Wednesday, January 30, 2008

BACK ROADS by Tawni O'Dell 2000

FIC
O'Dell, T.

This book is strange and not complete successful, in my view. The plot concerns 20-year old Harely, who has been raising his three younger sisters since his mother's incarceration for the murder of his father two years before. He works two jobs, money is tight, and life in general is awful. He loves his sisters, however, and takes seriously his duty to protect them.
He begins an affair with an older woman, the mother of his littlest sister's friend, and that relationship leads to a violent and shocking series of events that reveal the true nature of what has already been described as wildly dysfunctional family.
The story is told in Harely's voice, funny and poetic, and vaguely reminiscent of Holden Caulfield's. It is his voice that makes the book what it is.
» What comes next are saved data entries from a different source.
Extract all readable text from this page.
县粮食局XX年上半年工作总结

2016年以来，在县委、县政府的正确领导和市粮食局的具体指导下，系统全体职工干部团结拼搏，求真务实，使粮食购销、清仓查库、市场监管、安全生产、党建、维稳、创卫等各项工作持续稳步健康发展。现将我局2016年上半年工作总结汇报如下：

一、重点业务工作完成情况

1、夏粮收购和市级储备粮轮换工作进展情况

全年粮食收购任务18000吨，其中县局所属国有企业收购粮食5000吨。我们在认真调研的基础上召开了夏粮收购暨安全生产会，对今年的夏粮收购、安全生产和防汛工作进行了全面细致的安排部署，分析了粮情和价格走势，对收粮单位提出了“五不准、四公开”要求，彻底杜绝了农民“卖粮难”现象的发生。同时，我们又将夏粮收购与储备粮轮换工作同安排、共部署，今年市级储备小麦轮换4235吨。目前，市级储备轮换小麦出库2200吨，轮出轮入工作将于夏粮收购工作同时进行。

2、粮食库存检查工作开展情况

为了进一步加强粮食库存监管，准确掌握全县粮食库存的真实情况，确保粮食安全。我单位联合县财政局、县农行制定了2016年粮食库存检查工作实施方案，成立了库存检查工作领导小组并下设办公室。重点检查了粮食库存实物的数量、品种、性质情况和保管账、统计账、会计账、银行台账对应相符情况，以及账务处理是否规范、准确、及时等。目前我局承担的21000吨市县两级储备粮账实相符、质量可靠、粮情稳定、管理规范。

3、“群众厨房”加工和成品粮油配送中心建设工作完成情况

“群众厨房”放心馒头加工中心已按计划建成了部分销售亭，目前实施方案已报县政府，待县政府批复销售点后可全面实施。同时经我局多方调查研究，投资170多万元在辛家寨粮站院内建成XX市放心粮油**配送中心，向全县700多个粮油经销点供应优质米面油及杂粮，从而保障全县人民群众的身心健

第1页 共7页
THE DIVE FROM CLAUSEN'S PIER by Ann Packer, 2002

FIC
PACKER

In Madison, Wisconsin high school and college sweethearts Carrie Bell and Mike Mayer are having relationship problems - at least Carrie is. Before they can clear the air Mike, trying to win Carrie's attention, foolishly dives into shallow water at a Memorial Day picnic. He is paralyzed. Carrie feels pressure and expectations from all sides: his family, her mother, her best friend, Mike's best friend, Rooster, Mike himself. Carrie finds refuge shut up in her room sewing outfits of her own design. In the middle of one night she leaves and ends up on the doorstep of a high school classmate living in Manhattan. She gets cheap rent and finds romance with an older, emotionally impenetrable man. All this adds to her confusion in her quest both to forgive herself and to embark on a career. As for Mike, you have to read the book!

The Life of Pi by Yann Martel


FIC
Martel, Y.

Sixteen-year-old Pi is on his way from India to a new home in Canada when the ship carrying him, his family, and many of the animals formerly in his family's zoo, sinks. Pi finds himself alone on a 32-man lifeboat with a Bengal tiger named Richard Parker. Time, determination, and Pi's knowledge of animals help him establish a territory the tiger respects. Both the tiger and Pi's faiths-Christianity, Islam, Judaism, and Hinduism-help the two survive a horrific 227 days at sea. When investigators from the shipping company refuse to believe Pi's story, he presents them with an alternate version. Even the executives admit their preference for Pi's original, possibly metaphorical, tale. So it is, Pi points out, with God.

Though Martel takes much time recounting Pi's early history, the patient reader will be rewarded.